Our patient demonstrates that the diagnosis of LVAD thrombus can be difficult because of discrepancies in biochemical, echocardiographic and LVAD diagnostics. First, the initially raised LDH concentrations could have also been a marker of haemolysis instead of thrombosis since the haemoglobin decreased from 7.7 to 4.4 mmol/l. Second, the pump power requirement was more or less constant in the interval between LVAD insertion and exchange. Third, subsequent echocardiography (eight recordings between first LVAD and the replacement) revealed stable findings. In particular, the frequency of aortic valve opening did not increase during follow-up, except directly before LVAD replacement. Finally, repeated contrast CTs did not support our clinical- and biochemical-based suspicion of LVAD thrombosis.

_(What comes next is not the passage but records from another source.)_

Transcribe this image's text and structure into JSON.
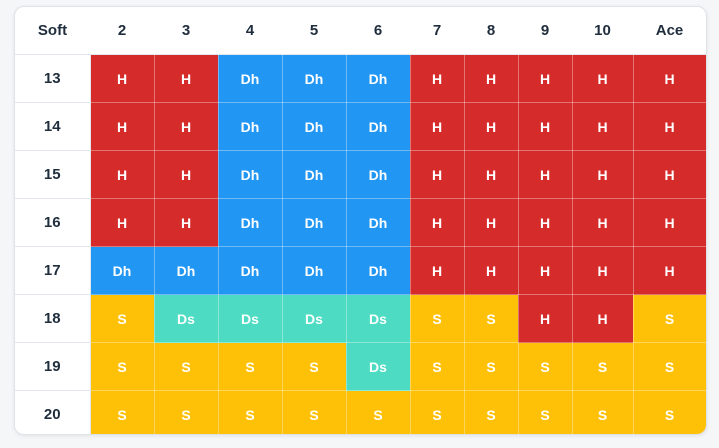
{
  "header": [
    "Soft",
    "2",
    "3",
    "4",
    "5",
    "6",
    "7",
    "8",
    "9",
    "10",
    "Ace"
  ],
  "rows": [
    {
      "label": "13",
      "cells": [
        "H",
        "H",
        "Dh",
        "Dh",
        "Dh",
        "H",
        "H",
        "H",
        "H",
        "H"
      ]
    },
    {
      "label": "14",
      "cells": [
        "H",
        "H",
        "Dh",
        "Dh",
        "Dh",
        "H",
        "H",
        "H",
        "H",
        "H"
      ]
    },
    {
      "label": "15",
      "cells": [
        "H",
        "H",
        "Dh",
        "Dh",
        "Dh",
        "H",
        "H",
        "H",
        "H",
        "H"
      ]
    },
    {
      "label": "16",
      "cells": [
        "H",
        "H",
        "Dh",
        "Dh",
        "Dh",
        "H",
        "H",
        "H",
        "H",
        "H"
      ]
    },
    {
      "label": "17",
      "cells": [
        "Dh",
        "Dh",
        "Dh",
        "Dh",
        "Dh",
        "H",
        "H",
        "H",
        "H",
        "H"
      ]
    },
    {
      "label": "18",
      "cells": [
        "S",
        "Ds",
        "Ds",
        "Ds",
        "Ds",
        "S",
        "S",
        "H",
        "H",
        "S"
      ]
    },
    {
      "label": "19",
      "cells": [
        "S",
        "S",
        "S",
        "S",
        "Ds",
        "S",
        "S",
        "S",
        "S",
        "S"
      ]
    },
    {
      "label": "20",
      "cells": [
        "S",
        "S",
        "S",
        "S",
        "S",
        "S",
        "S",
        "S",
        "S",
        "S"
      ]
    }
  ],
  "colors": {
    "H": "#d62b2b",
    "Dh": "#2196f3",
    "S": "#ffc107",
    "Ds": "#4ddbc3"
  }
}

Increased power requirement of the pump can be pathognomonic for an impeller thrombus but is absent when a thrombus is localised at a HeartMate II inlet bearing ball [6]. We did not apply the suggested ramp test [7]. An unexpected, abrupt increase in incidence of LVAD thrombosis was reported recently [8]. In 2011, the incidence of confirmed pump thrombosis was 2.2 %. By January 2013, this had increased to 8.4 % (95 % confidence interval 5–13.9). In addition, the median time from implantation to thrombosis was 18.6 months, but is now much shorter, i.e. 2.7 months. Six weeks after device insertion, a sharp rise in LDH level closely suggested confirmed pump thrombosis. The exact cause of the increased rate of thrombosis remains unclear. After confirmation of the diagnosis, thrombolytic therapy might be an option [9] but pump replacement can be performed with low mortality [10]. It is crucial to monitor LDH levels, among other parameters, to track pump thrombosis in time [11] and apply the algorithm for the diagnosis and management of suspected pump thrombus [12].

In summary: in a LVAD patient receiving adequate oral anticoagulation and antiplatelet therapy despite no increase in pump power requirement, in the case of LDH increase and decrease after intravenous anticoagulation, the diagnosis of pump thrombosis located at the inlet bearing ball is highly likely. Consequently, only pump exchange is probably life-saving.